Some may claim that the poll-tax was discriminatory since it targeted only Jews and Christians and excluded other non-Muslims. They fail to note that the jizyah did not exist in the early days of Islam and that many jurists believe that it can legally be discontinued (Hamidullah 149–150). Hence, it is not an issue that any non-Muslim can hold over the heads of Muslims in good faith. In truth, the poll-tax was eventually abolished. What was never abolished, though, was the protection granted, not only to Jews and Christians, but to all other citizens of the Islamic State. While conservative clerics insisted that only Jews and Christians were People of the Book entitled to the status of dhimmah or protected people, others argued that it also embraced Zoroastrians, Manicheans, Buddhists, and even Hindus. Scholars like al-Biruni (937–1048 CE), Jamal al-Din al-Afghani (1837–1897 CE), Muhammad 'Abduh (1849–1905 CE), and Rashid Rida (1865–1935 CE) all believed in expanding the bounds of those considered as protected subjects. Their arguments were based on the Qur'an and the Sunnah. They claimed that followers of other cosmogonies followed "hidden scriptures" (56: 77–80) from prophets of the past. They pointed to the example of Imam 'Ali ibn Abi Talib (d. 661 CE), who required his governor in Egypt to treat all of his subjects with mercy, love, and kindness, as they were "equals in creation" (278). In Moghul India, for example, "the emperors and their officers gave like justice to all; they permitted every man to worship according to the rites of his forefathers" (Lybyer 298). The arguments of Muslim Modernists, however, are not without flaws, for the Vedas, the Zend Avesta, and the Buddhist scriptures were not hidden.
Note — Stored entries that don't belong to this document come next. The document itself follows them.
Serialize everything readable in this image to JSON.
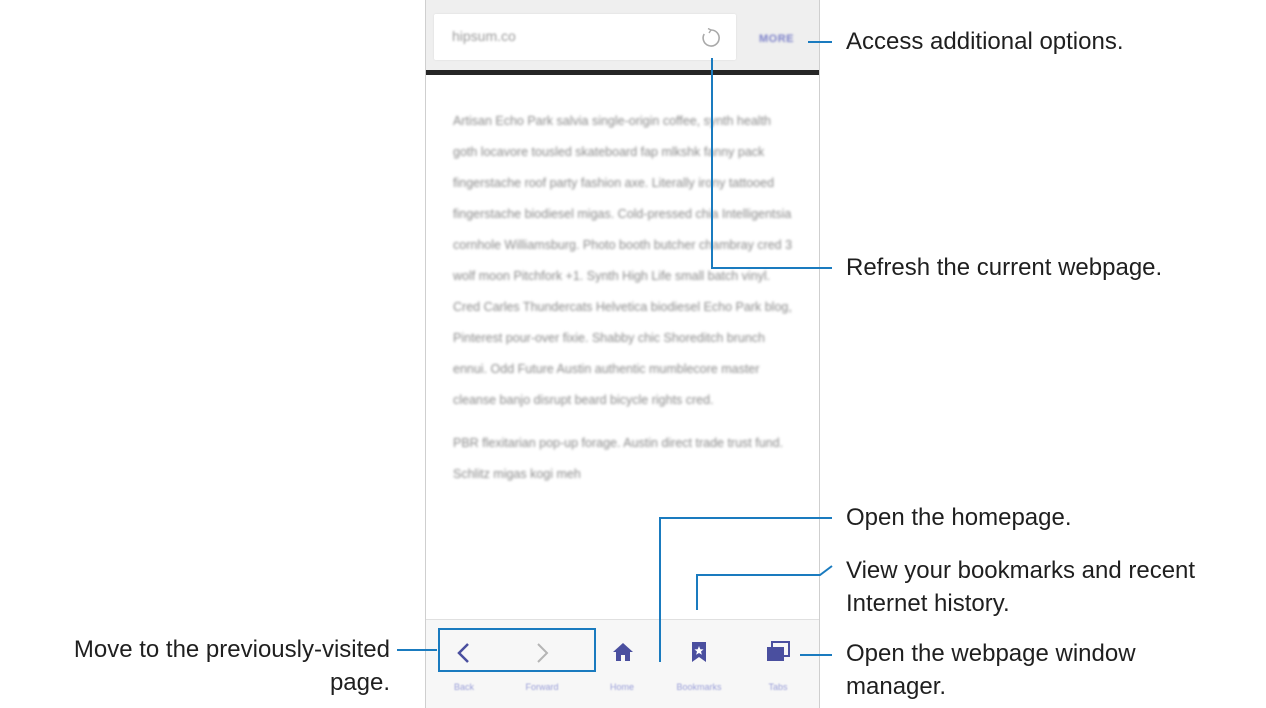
{
  "browser": {
    "url": "hipsum.co",
    "more_label": "MORE",
    "body_paragraphs": [
      "Artisan Echo Park salvia single-origin coffee, synth health goth locavore tousled skateboard fap mlkshk fanny pack fingerstache roof party fashion axe. Literally irony tattooed fingerstache biodiesel migas. Cold-pressed chia Intelligentsia cornhole Williamsburg. Photo booth butcher chambray cred 3 wolf moon Pitchfork +1. Synth High Life small batch vinyl. Cred Carles Thundercats Helvetica biodiesel Echo Park blog, Pinterest pour-over fixie. Shabby chic Shoreditch brunch ennui. Odd Future Austin authentic mumblecore master cleanse banjo disrupt beard bicycle rights cred.",
      "PBR flexitarian pop-up forage. Austin direct trade trust fund. Schlitz migas kogi meh"
    ],
    "bottom_nav": {
      "back_label": "Back",
      "forward_label": "Forward",
      "home_label": "Home",
      "bookmarks_label": "Bookmarks",
      "tabs_label": "Tabs"
    },
    "accent_color": "#1a7bbf",
    "icon_color": "#4a4f9f"
  },
  "annotations": {
    "more": "Access additional options.",
    "refresh": "Refresh the current webpage.",
    "home": "Open the homepage.",
    "bookmarks_line1": "View your bookmarks and recent",
    "bookmarks_line2": "Internet history.",
    "tabs_line1": "Open the webpage window",
    "tabs_line2": "manager.",
    "back_line1": "Move to the previously-visited",
    "back_line2": "page."
  }
}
Furthermore, as "liberal" and "progressive" as they may have been, it is seriously doubtful that they ever accepted these as valid Books. If Muslims grant rights to the followers of other religions, it is in the guise of human as opposed to religious rights. All of the children of Adam are entitled to dignity.

Item thirteen is a continuation of the Prophet's policy of promoting peace and prosperity. He warns Muslims not to bother believers be they Jews or Christians:

Excepting this, nothing shall be required of them, according to the express order of God, that says, 'Do not molest those that have a veneration for the books that are sent from God, but rather in a kind manner give of your good things to them, and converse with them, and hinder everyone from molesting them.'

Not only must Muslims be kind and considerate to them, they must also prevent others from indulging in any form of harassment. If nobody is to make a mockery of Islam and the Prophet, nobody is permitted to make a mockery of Judaism and Christianity. As the Prophet taught, to insult one divinely-revealed religion is to insult them all. He who opposes one religion opposes all religion. Embracing the principle that the sacred is superior to the profane, Islam outlaws abuse towards God, His Messengers, and revealed religions, as well as anything that believers hold sacred. Islam's respect for the People of the Book applies to all domains of social co-existence, even into the context of marriage. As the Prophet professed in item fourteen,

If a Christian woman shall happen to marry a Muslim, the Muslim shall not cross the inclination of his wife, to keep her from her church and prayers, and the practice of her religion.